Simon was a tiny, blond, human icebreaker.
"That was a really good door-opener," says Sam. "He would play with the kids and the artisans would smile and like that. It made it easier for us to [begin to work with them]."
Getting to the artisans was no easy task. Lima is a large, sprawling metropolis where one-third of the population of the country resides.
"Lima is so big," Alison says. "Official estimates are around 8 or 9 million, but there's a lot of people who aren't counted because they're living in these shanty towns in the middle of the city where people have taken over a sand dune or a mountain that has zero services. But they've just squatted there, and over time the government will build stairs or [start] running electrical lines, and over a long period of time it just becomes part of the city. But those people are just not counted [in official censuses], but when you put those folks in, it's really like 13 or 14 million people."
The Carpenter-Schumacher family stayed in Miraflores, one of 43 densely populated districts in the city.
"We lived in a part of the city where most of the expats lived," says Alison. "If you worked for the embassy, our neighborhood was where they would assign housing."
The expat community, while not unwelcoming, wasn't sharing the same kind of experience as the Carpenter-Schumacher family.
"We had a big affection for Lima and Peru; we saw parts of Lima and Peru that most people never ever see, and a lot of poverty," Alison says. "The expat community, housing was provided for them, a car was provided for them, a driver was provided for them. It was very possible for them to live in a bubble. I felt uncomfortable ... sometimes because they would say things like, 'I can't wait to get out of this hellhole' or 'I can't wait to get back to civilization.' I would feel so offended for the people of Lima that we were living with and near and appreciating the opportunity to get to know. This is civilization, for 14 million people."

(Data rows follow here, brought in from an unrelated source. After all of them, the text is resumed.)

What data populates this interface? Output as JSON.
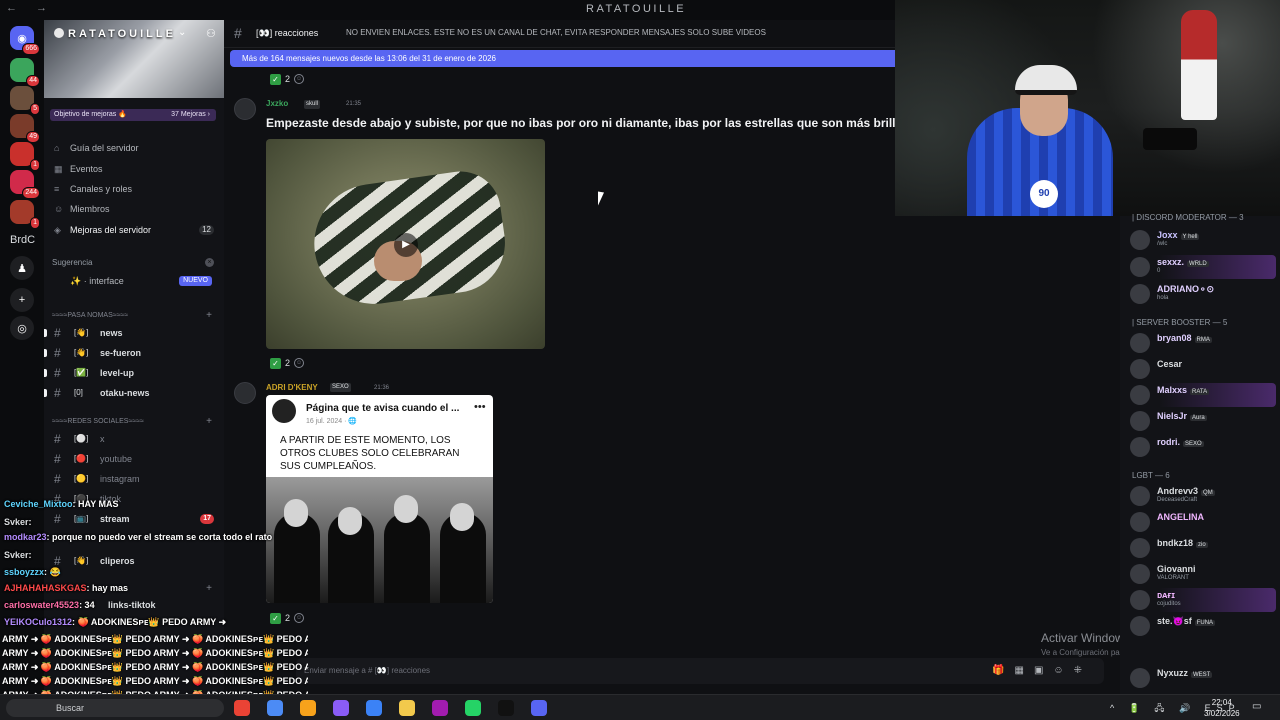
{
  "window": {
    "title": "RATATOUILLE",
    "nav": "← →"
  },
  "rail": {
    "servers": [
      {
        "icon": "discord-icon",
        "color": "#5865f2",
        "badge": "666"
      },
      {
        "icon": "server-icon",
        "color": "#3ba55c",
        "badge": "44"
      },
      {
        "icon": "server-icon",
        "color": "#6b4f3c",
        "badge": "5"
      },
      {
        "icon": "server-icon",
        "color": "#7a3b2a",
        "badge": "49"
      },
      {
        "icon": "server-icon",
        "color": "#c9302c",
        "badge": "1"
      },
      {
        "icon": "server-icon",
        "color": "#d12a4a",
        "badge": "244"
      },
      {
        "icon": "server-icon",
        "color": "#a33a2a",
        "badge": "1"
      }
    ],
    "brdc": "BrdC"
  },
  "sidebar": {
    "guild_name": "RATATOUILLE",
    "goal_label": "Objetivo de mejoras 🔥",
    "goal_count": "37 Mejoras ›",
    "items": [
      {
        "icon": "⌂",
        "label": "Guía del servidor"
      },
      {
        "icon": "▦",
        "label": "Eventos"
      },
      {
        "icon": "≡",
        "label": "Canales y roles"
      },
      {
        "icon": "☺",
        "label": "Miembros"
      },
      {
        "icon": "◈",
        "label": "Mejoras del servidor",
        "count": "12"
      }
    ],
    "suggestion_label": "Sugerencia",
    "suggestion_item": "✨ · interface",
    "suggestion_badge": "NUEVO",
    "cat1": "≈≈≈≈PASA NOMAS≈≈≈≈",
    "cat2": "≈≈≈≈REDES SOCIALES≈≈≈≈",
    "channels1": [
      {
        "emo": "[👋]",
        "name": "news"
      },
      {
        "emo": "[👋]",
        "name": "se-fueron"
      },
      {
        "emo": "[✅]",
        "name": "level-up"
      },
      {
        "emo": "[0]",
        "name": "otaku-news"
      }
    ],
    "channels2": [
      {
        "emo": "[⚪]",
        "name": "x",
        "dim": true
      },
      {
        "emo": "[🔴]",
        "name": "youtube",
        "dim": true
      },
      {
        "emo": "[🟡]",
        "name": "instagram",
        "dim": true
      },
      {
        "emo": "[⚫]",
        "name": "tiktok",
        "dim": true
      },
      {
        "emo": "[📺]",
        "name": "stream",
        "count": "17"
      },
      {
        "emo": "[👋]",
        "name": "cliperos"
      }
    ],
    "links_channel": "links-tiktok"
  },
  "channel": {
    "name": "reacciones",
    "emoji": "[👀]",
    "topic": "NO ENVIEN ENLACES. ESTE NO ES UN CANAL DE CHAT, EVITA RESPONDER MENSAJES SOLO SUBE VIDEOS",
    "new_messages": "Más de 164 mensajes nuevos desde las 13:06 del 31 de enero de 2026"
  },
  "messages": [
    {
      "author": "Jxzko",
      "author_color": "#3ba55c",
      "tag": "skull",
      "time": "21:35",
      "text": "Empezaste desde abajo y subiste, por que no ibas por oro ni diamante, ibas por las estrellas que son más brillantes",
      "reaction": "2"
    },
    {
      "author": "ADRI D'KENY",
      "author_color": "#c9a227",
      "tag": "SEXO",
      "time": "21:36",
      "reaction": "2",
      "post": {
        "title": "Página que te avisa cuando el ...",
        "date": "16 jul. 2024 · 🌐",
        "body": "A PARTIR DE ESTE MOMENTO, LOS OTROS CLUBES SOLO CELEBRARAN SUS CUMPLEAÑOS."
      }
    }
  ],
  "top_reaction": "2",
  "composer": {
    "placeholder": "Enviar mensaje a # [👀] reacciones"
  },
  "windows_watermark": {
    "line1": "Activar Windows",
    "line2": "Ve a Configuración para activar Windows."
  },
  "webcam": {
    "logo": "90"
  },
  "members": {
    "cat_mod": "| DISCORD MODERATOR — 3",
    "mods": [
      {
        "name": "Joxx",
        "tag": "Y hell",
        "sub": "/wlc",
        "color": "#c9c3ff"
      },
      {
        "name": "sexxz.",
        "tag": "WRLD",
        "sub": "0",
        "color": "#e0d0ff",
        "hl": true
      },
      {
        "name": "ADRIANO⚬⊙",
        "tag": "",
        "sub": "hola",
        "color": "#e0d0ff"
      }
    ],
    "cat_boost": "| SERVER BOOSTER — 5",
    "boosters": [
      {
        "name": "bryan08",
        "tag": "RMA",
        "sub": "",
        "color": "#e0d0ff"
      },
      {
        "name": "Cesar",
        "tag": "",
        "sub": "",
        "color": "#dbdee1"
      },
      {
        "name": "Malxxs",
        "tag": "RATA",
        "sub": "",
        "color": "#e0d0ff",
        "hl": true
      },
      {
        "name": "NielsJr",
        "tag": "Aura",
        "sub": "",
        "color": "#e0d0ff"
      },
      {
        "name": "rodri.",
        "tag": "SEXO",
        "sub": "",
        "color": "#e0d0ff"
      }
    ],
    "cat_lgbt": "LGBT — 6",
    "lgbt": [
      {
        "name": "Andrevv3",
        "tag": "QM",
        "sub": "DeceasedCraft",
        "color": "#dbdee1"
      },
      {
        "name": "ANGELINA",
        "tag": "",
        "sub": "",
        "color": "#f0b6ff"
      },
      {
        "name": "bndkz18",
        "tag": "zio",
        "sub": "",
        "color": "#dbdee1"
      },
      {
        "name": "Giovanni",
        "tag": "",
        "sub": "VALORANT",
        "color": "#dbdee1"
      },
      {
        "name": "ᴅᴀғɪ",
        "tag": "",
        "sub": "cojuditos",
        "color": "#f0b6ff",
        "hl": true
      },
      {
        "name": "ste.😈sf",
        "tag": "FUNA",
        "sub": "",
        "color": "#dbdee1"
      }
    ],
    "last": {
      "name": "Nyxuzz",
      "tag": "WEST"
    }
  },
  "stream_chat": [
    {
      "user": "Ceviche_Mixtoo",
      "user_color": "#5fd5ff",
      "text": ": HAY MAS"
    },
    {
      "user": "Svker",
      "user_color": "#dbdee1",
      "text": ": "
    },
    {
      "user": "modkar23",
      "user_color": "#b48cff",
      "text": ": porque no puedo ver el stream se corta todo el rato"
    },
    {
      "user": "Svker",
      "user_color": "#dbdee1",
      "text": ": "
    },
    {
      "user": "ssboyzzx",
      "user_color": "#5fd5ff",
      "text": ": 😂"
    },
    {
      "user": "AJHAHAHASKGAS",
      "user_color": "#ff4a4a",
      "text": ": hay mas"
    },
    {
      "user": "carloswater45523",
      "user_color": "#ff6fa8",
      "text": ": 34"
    },
    {
      "user": "YEIKOCulo1312",
      "user_color": "#b48cff",
      "text": ": 🍑 ADOKINESᴘᴇ👑 PEDO ARMY ➜"
    }
  ],
  "spam_line": "ARMY ➜ 🍑 ADOKINESᴘᴇ👑 PEDO ARMY ➜ 🍑 ADOKINESᴘᴇ👑 PEDO ARMY ➜ 🍑 ADOKINESᴘᴇ👑 PEDO ARMY",
  "taskbar": {
    "search": "Buscar",
    "apps": [
      "#ea4335",
      "#4c8bf5",
      "#f7a21b",
      "#8a5cf6",
      "#3b82f6",
      "#f2c94c",
      "#a21caf",
      "#25d366",
      "#111111",
      "#5865f2"
    ],
    "tray": "^ 🔋 🖧 🔊 ESP",
    "time": "22:04",
    "date": "3/02/2026"
  }
}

The huge expanse of the city and the complicated mass of public transport - the Carpenter-Schumacher family relied on public transportation almost exclusively during their time in Lima - meant traveling to visit the artisans was a huge part of the job.

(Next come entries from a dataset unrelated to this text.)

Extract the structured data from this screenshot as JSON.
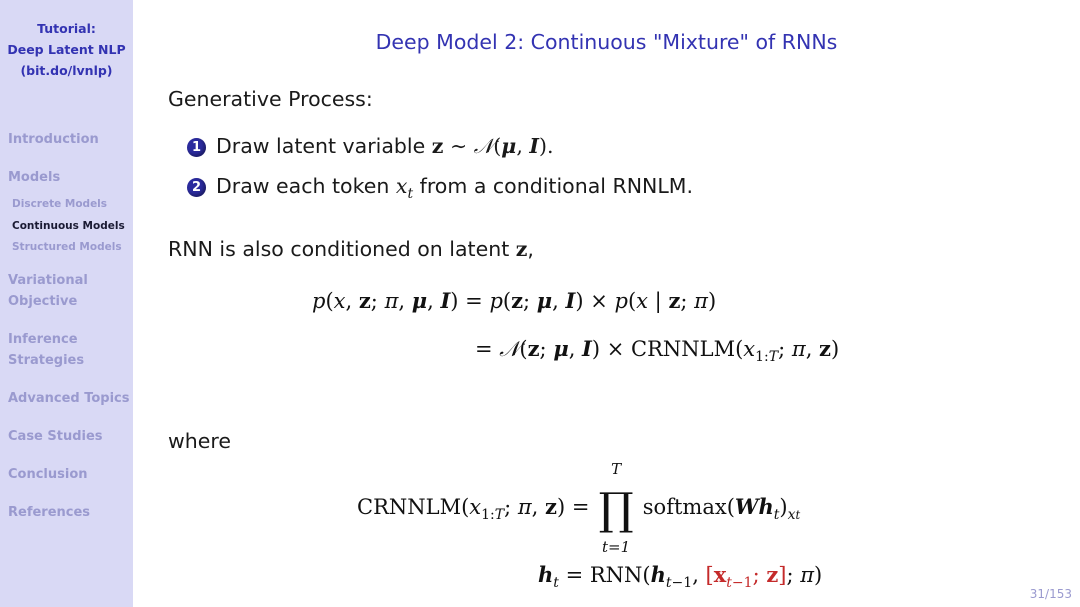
{
  "sidebar": {
    "title_lines": [
      "Tutorial:",
      "Deep Latent NLP",
      "(bit.do/lvnlp)"
    ],
    "sections": [
      {
        "label": "Introduction"
      },
      {
        "label": "Models",
        "subsections": [
          "Discrete Models",
          "Continuous Models",
          "Structured Models"
        ]
      },
      {
        "label_lines": [
          "Variational",
          "Objective"
        ]
      },
      {
        "label_lines": [
          "Inference",
          "Strategies"
        ]
      },
      {
        "label": "Advanced Topics"
      },
      {
        "label": "Case Studies"
      },
      {
        "label": "Conclusion"
      },
      {
        "label": "References"
      }
    ],
    "active_subsection": "Continuous Models"
  },
  "frame": {
    "title": "Deep Model 2: Continuous \"Mixture\" of RNNs",
    "intro": "Generative Process:",
    "steps": [
      {
        "number": "1",
        "text": "Draw latent variable",
        "math": "z ~ N(μ, I)."
      },
      {
        "number": "2",
        "text_before": "Draw each token",
        "math": "xt",
        "text_after": "from a conditional RNNLM."
      }
    ],
    "conditioning_text": "RNN is also conditioned on latent",
    "conditioning_math": "z,",
    "equation1_line1": "p(x, z; π, μ, I) = p(z; μ, I) × p(x | z; π)",
    "equation1_line2": "= N(z; μ, I) × CRNNLM(x1:T; π, z)",
    "where_label": "where",
    "equation2": "CRNNLM(x1:T; π, z) = ∏_{t=1}^{T} softmax(W h_t)_{x_t}",
    "equation3": "h_t = RNN(h_{t−1}, [x_{t−1}; z]; π)",
    "prod_upper": "T",
    "prod_lower": "t=1"
  },
  "page": {
    "current": 31,
    "total": 153,
    "label": "31/153"
  },
  "colors": {
    "sidebar_bg": "#d9d9f5",
    "title_blue": "#3333b2",
    "nav_inactive": "#9a9acf",
    "highlight_red": "#c42a2a"
  }
}
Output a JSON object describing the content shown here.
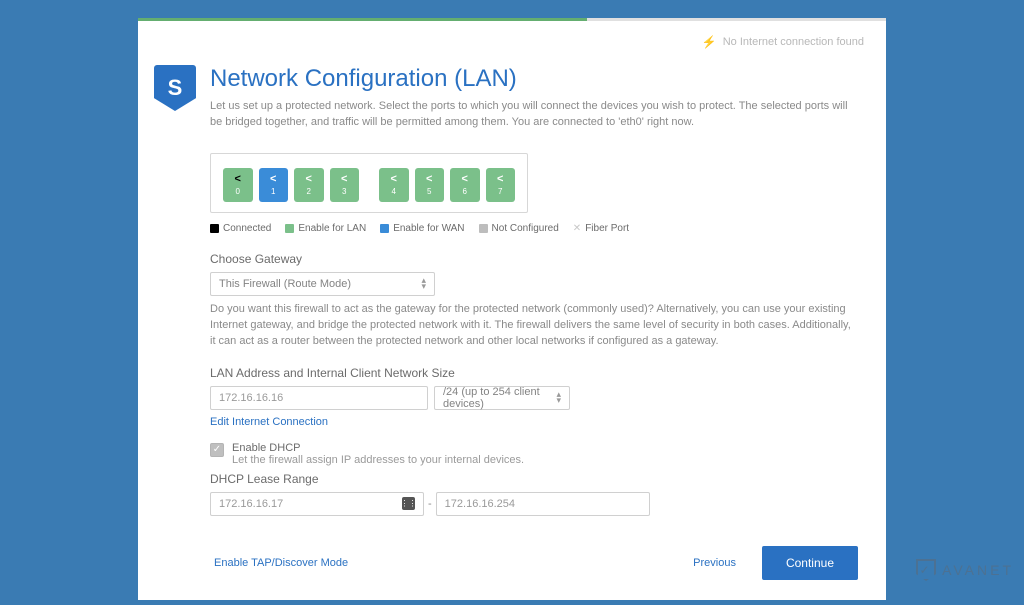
{
  "status": {
    "text": "No Internet connection found"
  },
  "logo_letter": "S",
  "header": {
    "title": "Network Configuration (LAN)",
    "lead": "Let us set up a protected network. Select the ports to which you will connect the devices you wish to protect. The selected ports will be bridged together, and traffic will be permitted among them. You are connected to 'eth0' right now."
  },
  "ports": [
    {
      "id": "0",
      "state": "connected",
      "color": "green"
    },
    {
      "id": "1",
      "state": "wan",
      "color": "blue"
    },
    {
      "id": "2",
      "state": "lan",
      "color": "green"
    },
    {
      "id": "3",
      "state": "lan",
      "color": "green"
    },
    {
      "id": "4",
      "state": "lan",
      "color": "green"
    },
    {
      "id": "5",
      "state": "lan",
      "color": "green"
    },
    {
      "id": "6",
      "state": "lan",
      "color": "green"
    },
    {
      "id": "7",
      "state": "lan",
      "color": "green"
    }
  ],
  "legend": {
    "connected": "Connected",
    "lan": "Enable for LAN",
    "wan": "Enable for WAN",
    "notconfigured": "Not Configured",
    "fiber": "Fiber Port"
  },
  "gateway": {
    "label": "Choose Gateway",
    "value": "This Firewall (Route Mode)",
    "help": "Do you want this firewall to act as the gateway for the protected network (commonly used)? Alternatively, you can use your existing Internet gateway, and bridge the protected network with it. The firewall delivers the same level of security in both cases. Additionally, it can act as a router between the protected network and other local networks if configured as a gateway."
  },
  "lan": {
    "label": "LAN Address and Internal Client Network Size",
    "address": "172.16.16.16",
    "mask": "/24 (up to 254 client devices)",
    "edit_link": "Edit Internet Connection"
  },
  "dhcp": {
    "title": "Enable DHCP",
    "desc": "Let the firewall assign IP addresses to your internal devices.",
    "range_label": "DHCP Lease Range",
    "from": "172.16.16.17",
    "to": "172.16.16.254"
  },
  "footer": {
    "tap_link": "Enable TAP/Discover Mode",
    "previous": "Previous",
    "continue": "Continue"
  },
  "watermark": "AVANET",
  "icons": {
    "share": "share-icon",
    "plug": "plug-icon",
    "calc": "calc-icon",
    "chevron": "chevron-updown-icon",
    "check": "check-icon"
  }
}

"Routinely, it would take a couple hours getting there, and we'd spend a couple hours with the artisans, and then spend a couple hours getting back," says Alison. "That was just how it was. You were just sitting on a bus with everybody else sitting on a bus."
Their home base was Manos Amigas, a small operation founded by a brother and sister - Yannina and Roberto Meza - and their foreign-born spouses. A few women are employed part-time at the organization, but the two families take on the bulk of the work. These two families live in an apartment in the same building where the Carpenter-Schumacher family were living - and their office was just across the street.
During their time in Peru, Alison and Sam split a work-share position, assisting Yannina and Roberto in the office, managing their exports, visiting the artisans and even building the organization a new website.
And there's a lot to do. Manos Amigas works with more than 70 family workshops and six artisan associations, and donates 20 percent of its profits to social welfare projects including scholarships and a food program for poor youth in Peru.*
"Our main project was doing these stories," Sam says. "If we do a day of artisan visits, visiting two or three workshops in a day, it would take us several days to compile our notes and cull our photos from several hundred, then place them within the story. We edited each other's work. It would take us about a week to create the story."
They also helped create a catalogue for the non-profit. It organizes the goods that Manos Amigas offers from artisans into a much easier format for potential clients (like Global Gifts and Ten Thousand Villages, another fair trade organization) to select from.
When speaking to me about their time in Peru, Sam and Alison trade words back and forth about their travels, finishing each other thoughts easily. It is obvious that the sabbatical, although officially set up for Sam's job, was truly a family experience. They returned rejuvenated and ready to impact Indianapolis positively with the lessons from their travels.